Alan Tudyk stars as Ben Chapman in the upcoming movie 42, which chronicles the life of baseball legend Jackie Robinson. Now, the actor speaks to Hypable about the controversial role.

Hypable has spoken to actor Alan Tudyk both about his upcoming Suburgatory storylines and about his thoughts on a Firefly revival, and now we bring you the final part of the interview. Here, Tudyk previews his role in the upcoming movie 42, which premieres April 12.

42 tells the incredible story of baseball legend Jackie Robinson (played by Chadwick Boseman), who became the first black Major League Baseball player in the United States when he signed with the Brooklyn Dodgers in 1947.

In the movie, Alan Tudyk plays Phillies manager Ben Chapman – Robinson’s greatest adversary off the field, who actively tries to undermine Robinson’s position and spreads very vocal racial slurs about the player.

Naturally, any actor might find such a role hard to take on, but writer and director Brian Helgeland believed that Tudyk was the man for the job. Tudyk, on his part, has nothing but praise for the director.

“I was really excited to work with Brian Helgeland again after working on The Knight’s Tale together,” he says, “and the script was just so brilliantly written.”

It was Helgeland who approached Tudyk about playing Ben Chapman because of the complexity of the character. While Ben Chapman was, in Tudyk’s words, “not a very nice guy, basically the face of the worst racism at the time,” he was also someone who a lot of people really liked. “So Brian had said that he wanted me to play it, because he didn’t want somebody who just comes on and plays a villain,” Tudyk explains.

Helgeland’s vision for the movie included a Ben Chapman who wasn’t just an average bad guy. “He wanted someone to do Ben who could show that he wasn’t just straight-up evil. That he was a ‘good ol’ boy’ who just had this very narrow view of race,” Tudyk says. “Ben was a product of where he grew up – and that’s how I played him. He’s not out there just being a meanie, he’s out there having a good time, he’s having fun.”

In terms of preparing for the role, it helped that Chapman had been so vocal about Robinson to the press, because that meant that Tudyk could go back and read all of his worst statements verbatim. “He had some really twisted logic,” Tudyk explains. “He’d say, well, Jackie wants to be treated like everybody else. This is how I treat everybody else. So I’m showing him respect, why don’t you show him the same respect I am?”

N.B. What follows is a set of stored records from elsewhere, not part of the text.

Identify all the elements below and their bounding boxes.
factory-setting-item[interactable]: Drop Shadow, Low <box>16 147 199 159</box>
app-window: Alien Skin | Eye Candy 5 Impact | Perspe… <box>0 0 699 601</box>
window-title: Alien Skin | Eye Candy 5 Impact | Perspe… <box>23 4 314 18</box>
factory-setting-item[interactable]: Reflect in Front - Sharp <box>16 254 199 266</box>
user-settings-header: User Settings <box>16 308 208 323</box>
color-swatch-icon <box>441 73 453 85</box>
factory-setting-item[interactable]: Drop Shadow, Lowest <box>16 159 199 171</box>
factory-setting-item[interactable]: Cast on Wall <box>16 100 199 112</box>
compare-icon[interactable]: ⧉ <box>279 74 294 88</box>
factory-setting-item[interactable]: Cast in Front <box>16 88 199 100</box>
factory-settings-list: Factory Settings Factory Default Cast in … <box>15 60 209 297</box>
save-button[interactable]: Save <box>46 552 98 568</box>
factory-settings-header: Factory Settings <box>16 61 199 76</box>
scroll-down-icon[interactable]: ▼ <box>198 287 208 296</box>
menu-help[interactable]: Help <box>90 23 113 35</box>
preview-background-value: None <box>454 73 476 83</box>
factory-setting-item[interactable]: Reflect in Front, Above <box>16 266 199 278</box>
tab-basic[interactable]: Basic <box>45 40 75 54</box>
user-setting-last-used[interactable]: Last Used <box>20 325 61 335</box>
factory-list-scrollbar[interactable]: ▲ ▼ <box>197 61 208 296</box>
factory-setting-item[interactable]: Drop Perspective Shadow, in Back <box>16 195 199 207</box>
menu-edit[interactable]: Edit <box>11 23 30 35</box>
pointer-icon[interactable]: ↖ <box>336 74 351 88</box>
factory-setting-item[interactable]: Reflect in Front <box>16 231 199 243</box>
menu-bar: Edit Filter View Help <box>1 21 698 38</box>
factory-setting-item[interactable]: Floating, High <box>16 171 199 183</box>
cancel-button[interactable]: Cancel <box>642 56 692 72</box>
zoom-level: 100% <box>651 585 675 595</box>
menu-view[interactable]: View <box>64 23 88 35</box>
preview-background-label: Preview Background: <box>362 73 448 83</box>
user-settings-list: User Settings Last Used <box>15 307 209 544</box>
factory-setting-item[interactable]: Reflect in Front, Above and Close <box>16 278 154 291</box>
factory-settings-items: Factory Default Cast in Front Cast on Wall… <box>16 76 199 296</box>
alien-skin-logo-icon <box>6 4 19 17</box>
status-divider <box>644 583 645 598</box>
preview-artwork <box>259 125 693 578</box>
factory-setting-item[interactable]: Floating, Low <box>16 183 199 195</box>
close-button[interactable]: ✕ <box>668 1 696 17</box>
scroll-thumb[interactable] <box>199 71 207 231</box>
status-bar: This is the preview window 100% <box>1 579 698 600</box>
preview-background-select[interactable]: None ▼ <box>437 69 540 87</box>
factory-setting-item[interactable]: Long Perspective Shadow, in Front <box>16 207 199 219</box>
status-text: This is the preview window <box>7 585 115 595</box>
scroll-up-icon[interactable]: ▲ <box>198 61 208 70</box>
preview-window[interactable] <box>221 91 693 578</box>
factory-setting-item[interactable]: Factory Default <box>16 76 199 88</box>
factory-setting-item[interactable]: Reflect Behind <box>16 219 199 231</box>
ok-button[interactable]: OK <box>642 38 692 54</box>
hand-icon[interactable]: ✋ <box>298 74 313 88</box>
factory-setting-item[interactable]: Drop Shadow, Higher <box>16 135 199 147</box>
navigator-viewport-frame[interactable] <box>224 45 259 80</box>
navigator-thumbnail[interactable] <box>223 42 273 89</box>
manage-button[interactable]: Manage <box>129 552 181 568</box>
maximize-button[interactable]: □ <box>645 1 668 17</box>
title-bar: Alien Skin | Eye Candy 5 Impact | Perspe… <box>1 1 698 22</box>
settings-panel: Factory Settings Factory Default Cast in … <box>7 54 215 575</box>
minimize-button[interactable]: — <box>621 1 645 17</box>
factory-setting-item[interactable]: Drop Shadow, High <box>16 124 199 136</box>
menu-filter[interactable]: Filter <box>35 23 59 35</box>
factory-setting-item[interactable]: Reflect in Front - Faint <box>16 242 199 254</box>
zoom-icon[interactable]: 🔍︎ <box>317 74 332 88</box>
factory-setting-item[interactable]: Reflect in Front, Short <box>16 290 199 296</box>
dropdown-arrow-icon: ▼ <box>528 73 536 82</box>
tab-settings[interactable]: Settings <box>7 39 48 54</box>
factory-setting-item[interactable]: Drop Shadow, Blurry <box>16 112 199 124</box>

While Tudyk was happy to take on this role, he did have a few reservations going in. “I was a little worried,” he confesses. “People identify actors with their characters, and up until this point it’s been really good for me. I’ve played a lot of really funny, silly characters… so people will be like, ‘oh, I really like that pirate who plays dodgeball, there he is right there!’ It’s a good thing.” Now, there is perhaps a slight worry that people will identify him as, “‘that racist guy who got fired from baseball after being such an ass.’”

At the same time, “the things he’s saying aren’t being said just to make the audience feel a certain way. It’s actually what was being said, and this guy was actually the manager of a major-league team standing out in front of everybody, saying these things.”

Tudyk also confesses that shooting some of the more explicit scenes took a toll on him. “There were some scenes, the scenes where I was just really race-bating Jackie, those scenes were very hard,” he says. “And they put me in a really bad mood. And then I went home, I realised that I was in this terrible mood, basically taking my work home with me.”

Despite having to get into the mindset of this character however, “being a part of this movie is just really fantastic,” Tudyk says. “There’s some laughs in it, too, and some really great performances. Certainly, there’s Harrison Ford like you’ve never seen him before.”

Harrison Ford underwent quite a transformation to play Robinson’s coach Branch Rickey, and even Tudyk admits that, “there are moments within it where you’re like, ‘oh right, this is Harrison Ford!’ He doesn’t look like him, and he’s got this deep voice as the cigar-chomping Branch Rickey – who was also this great, colourful character at the time.”

The actor recently had a chance to watch the movie, and is very proud of how it turned out. He was especially impressed with Chadwick Boseman, a relative newcomer to the industry. In his own words, “he knocks it… well, he knocks it out of the park. There you go. Oh boy, that just happened. ‘It’s a home run performance,’ I can see the quotes now!” (But don’t feel too bad, Alan – we can think of much worse puns right off the bat.)

Ultimately, Tudyk says, this movie tells a story which should have been told a long time ago. “It was an important time in baseball, in the United States,” he says. “All the characters who were around at that time, the baseball hall of famers who were just getting their start at that time, they were on that team.”

And more than anything else, “it shows how amazing Jackie Robinson was. That’s gonna come across: what an amazing – not just baseball player – but civil rights leader and human being he was.”

42 hits theaters on April 12. It also stars Christopher Meloni, Lucas Black, and Nicole Beharie.